Carson glanced at the crowd, who were now watching him, and shrugged. “Sure, he must be from Dublin. That’s how they say hello.”

Which was an acceptable exit line and brought further approval from the crowd.

Carson turned and reached for a key in one of eight pigeonholes that had been built into the back bar. “Liam—will you buzz us through?” he asked one of the other barmen as he moved toward the hinged flap of the bar. There was a door just beyond.

As McGarr moved toward it, an obviously drunken older man in a cloth cap and tattered jacket turned to him. “I hope Benny and his mates breaks yehr fookin’ legs fer yeh, yeh city cunt.”

When another man whispered something, trying to shut him up, he roared, “I don’t give a shite who he is—Nelligan himself—he’s a city fook, and Benny and Manus will chuck his arse in the river where it belongs. They’re just the b’ys to do it.”

After Independence in the early twenties one Brian Nelligan had headed up the notoriously brutal Special Branch of the Garda Siochana that had focused on rooting out the even-then-outlawed IRA.

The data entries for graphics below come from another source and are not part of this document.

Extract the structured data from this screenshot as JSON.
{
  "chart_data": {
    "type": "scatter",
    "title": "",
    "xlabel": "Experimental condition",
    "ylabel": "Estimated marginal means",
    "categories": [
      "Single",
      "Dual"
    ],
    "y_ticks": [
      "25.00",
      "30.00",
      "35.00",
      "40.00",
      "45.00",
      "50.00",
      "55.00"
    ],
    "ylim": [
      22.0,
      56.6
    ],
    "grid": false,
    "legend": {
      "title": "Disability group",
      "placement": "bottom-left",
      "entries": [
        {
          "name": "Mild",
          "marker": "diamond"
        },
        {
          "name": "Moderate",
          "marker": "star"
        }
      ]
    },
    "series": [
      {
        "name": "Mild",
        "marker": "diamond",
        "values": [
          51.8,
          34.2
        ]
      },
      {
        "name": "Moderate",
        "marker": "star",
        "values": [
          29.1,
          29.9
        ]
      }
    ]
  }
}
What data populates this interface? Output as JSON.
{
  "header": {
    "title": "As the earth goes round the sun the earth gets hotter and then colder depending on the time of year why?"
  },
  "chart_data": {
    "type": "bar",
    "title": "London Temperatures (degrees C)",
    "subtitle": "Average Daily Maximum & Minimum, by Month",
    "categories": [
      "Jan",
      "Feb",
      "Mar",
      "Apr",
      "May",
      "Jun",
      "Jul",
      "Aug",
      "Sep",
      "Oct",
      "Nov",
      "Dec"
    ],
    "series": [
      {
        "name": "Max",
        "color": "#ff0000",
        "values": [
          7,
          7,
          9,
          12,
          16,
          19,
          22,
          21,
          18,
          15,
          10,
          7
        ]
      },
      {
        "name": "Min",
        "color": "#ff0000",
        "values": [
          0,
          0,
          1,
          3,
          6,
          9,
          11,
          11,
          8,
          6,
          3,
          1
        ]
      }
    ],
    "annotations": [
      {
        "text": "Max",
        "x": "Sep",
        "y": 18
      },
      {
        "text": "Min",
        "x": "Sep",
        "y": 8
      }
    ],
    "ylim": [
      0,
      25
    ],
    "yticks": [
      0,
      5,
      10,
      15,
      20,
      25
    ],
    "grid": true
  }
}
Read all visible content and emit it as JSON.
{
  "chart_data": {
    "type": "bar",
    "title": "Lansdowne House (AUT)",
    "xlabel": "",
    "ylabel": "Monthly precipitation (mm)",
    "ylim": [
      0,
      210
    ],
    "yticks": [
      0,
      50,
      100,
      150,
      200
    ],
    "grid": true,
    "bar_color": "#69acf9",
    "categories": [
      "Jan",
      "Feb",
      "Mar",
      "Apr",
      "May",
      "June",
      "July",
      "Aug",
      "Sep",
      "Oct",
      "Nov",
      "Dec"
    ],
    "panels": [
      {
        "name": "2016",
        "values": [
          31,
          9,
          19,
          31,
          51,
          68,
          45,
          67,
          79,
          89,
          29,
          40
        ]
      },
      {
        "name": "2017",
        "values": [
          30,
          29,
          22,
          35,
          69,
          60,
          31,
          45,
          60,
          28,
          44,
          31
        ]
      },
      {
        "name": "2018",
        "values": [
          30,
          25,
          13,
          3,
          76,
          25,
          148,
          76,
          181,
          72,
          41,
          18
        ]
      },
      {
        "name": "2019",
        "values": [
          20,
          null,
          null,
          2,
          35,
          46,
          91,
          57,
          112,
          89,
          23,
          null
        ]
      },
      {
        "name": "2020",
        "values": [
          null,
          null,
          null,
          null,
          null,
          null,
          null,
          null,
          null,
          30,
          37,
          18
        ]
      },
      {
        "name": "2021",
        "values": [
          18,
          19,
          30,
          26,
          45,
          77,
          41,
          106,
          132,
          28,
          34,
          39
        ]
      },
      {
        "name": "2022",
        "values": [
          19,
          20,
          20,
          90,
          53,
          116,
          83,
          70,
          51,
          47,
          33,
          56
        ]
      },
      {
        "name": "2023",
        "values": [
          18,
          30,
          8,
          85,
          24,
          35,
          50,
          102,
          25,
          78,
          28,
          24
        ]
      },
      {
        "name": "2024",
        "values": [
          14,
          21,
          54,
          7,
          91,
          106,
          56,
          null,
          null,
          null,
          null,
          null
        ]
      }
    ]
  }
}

But the statement jarred McGarr’s memory, causing him to remember who Benny Carson was or, at least, had been: an IRA section chief who had spent a record number of years in solitary confinement in Northern Ireland’s Maze Prison.

McGarr tried to recall Carson’s story that had been much covered in the press. Something to the effect that he was the child of a mixed marriage, which had been highly controversial in the Ulster of Carson’s youth, and he had sided with his Catholic mother’s family after his Protestant father had abandoned them.

It was thought that, given his name, Carson believed he had to prove himself more completely than others in that organization, even after he had been arrested for…could it be? Murdering two Royal Ulster Constabulary policemen in the North. McGarr would have to check, but he thought so.

Later—after his release from prison on a legal technicality, McGarr now also remembered—Carson had gone on to become one of the IRA’s chief tacticians. But that, too, was years ago. And here he was now decades later in charge of a busy bar in the Midlands of the Republic. Why? Or, rather, how? McGarr thought of Tallon, who had to have known of the man’s past when he hired him. Or could their connection be more complicated still?